Au fil des quelques 2000 (!) pages de ces trois livres, Tim Powers crée une véritable mythologie du continent nord-américain, une mythologie qui ne s’arrête pas au western, mais va bien au-delà. Les lieux (le lac Mead, le pont de Londres reconstruit pierre par pierre au Lac Havasu, l’hôtel Flamingo construit en 1946 à Las Vegas et qui donna naissance à la cité qui ne dort jamais et où tout est permis), l’Histoire (Bugsy Siegel, Thomas Edison et bien d’autres personnages historiques), les particularités géographiques (tremblements de terre, lacs artificiels, grands espaces), Tim Powers fait feu de tout bois et transforme l’Amérique du nord en continent magique (une magie des blancs, majoritairement celtique, qui étonne, tant le monde surnaturel amérindien — ou celui des Caraïbes — est absent ; mais qui ne devrait pas surprendre car la Trilogie du Roi Pêcheur est un extension contemporaine, un pseudopode jailli tout droit de la « Matière de Bretagne »).

Trilogie complexe (il n’est pas rare qu’un détail de Poker d’âmes trouve tout son sens, 1500 pages plus loin, dans Earthquake Weather), syncrétique de toute l’œuvre de Tim Powers (la mort, les dieux, les fantômes, l’alcoolisme, les bagnoles, les désirs, la magie, la religion, l’histoire secrète, les conspirations, l’amour impossible, la folie et la foi (avers et revers de la même pièce), les liens père-fils — tout y est !), la Trilogie du Roi Pêcheur est une somme littéraire qui restera, dont étrangement nul ne semble avoir mesuré l’importance à part le critique anglais John Berlyne, et qui, avec le temps, prendra sans doute tout autant de valeur que Mason & Dixon de Thomas Pynchon ou Outremonde de Don DeLillo.

On notera aussi qu’une fois de plus Powers part d’une source mythologique (ici, les origines magiques, primordiales, du Roi Pêcheur) et explique comment sur ce socle se sont posées certaines religions, dont la religion catholique — c’est-à-dire la sienne.
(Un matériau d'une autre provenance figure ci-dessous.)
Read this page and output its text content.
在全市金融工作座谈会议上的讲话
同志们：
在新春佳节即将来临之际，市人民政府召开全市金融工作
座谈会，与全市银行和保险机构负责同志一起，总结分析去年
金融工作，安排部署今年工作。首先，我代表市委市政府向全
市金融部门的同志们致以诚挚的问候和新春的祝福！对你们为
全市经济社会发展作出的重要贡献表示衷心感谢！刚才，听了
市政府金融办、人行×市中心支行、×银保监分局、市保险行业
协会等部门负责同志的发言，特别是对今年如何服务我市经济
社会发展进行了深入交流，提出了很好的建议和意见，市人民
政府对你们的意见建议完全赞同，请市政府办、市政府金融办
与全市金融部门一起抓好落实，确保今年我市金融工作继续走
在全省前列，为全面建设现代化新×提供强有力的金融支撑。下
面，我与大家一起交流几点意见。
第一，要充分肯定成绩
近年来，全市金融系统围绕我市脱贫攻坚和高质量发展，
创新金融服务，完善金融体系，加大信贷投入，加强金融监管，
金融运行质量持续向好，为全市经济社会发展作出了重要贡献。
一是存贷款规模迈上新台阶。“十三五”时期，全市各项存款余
Chez Tim Powers, la religion se nourrit du mythe, elle le vampirise, le détourne, elle ne le crée pas, elle ne le nie jamais totalement.

Voilà un monument littéraire qu’on ne « découvrira » sans doute que trop tard. Et après un tel moment de lecture on se demande comment l’auteur pourrait faire mieux (ou même aussi bien)… Les ouvrages plus récents de Tim Powers, Les Puissances de l’invisibleÀ deux pas du néant, malgré de réelles qualités, ne possèdent pas la profondeur, la complexité et la folie de cette Trilogie du Roi Pêcheur, remarquablement écrite (du moins en anglais), ce qui ne gâche rien.

Seul regret : les petites erreurs qui entachent la traduction de Poker d’âmes (néanmoins agréable à lire) et la relative médiocrité de la traduction de Date d’expiration (déjà moins agréable à lire).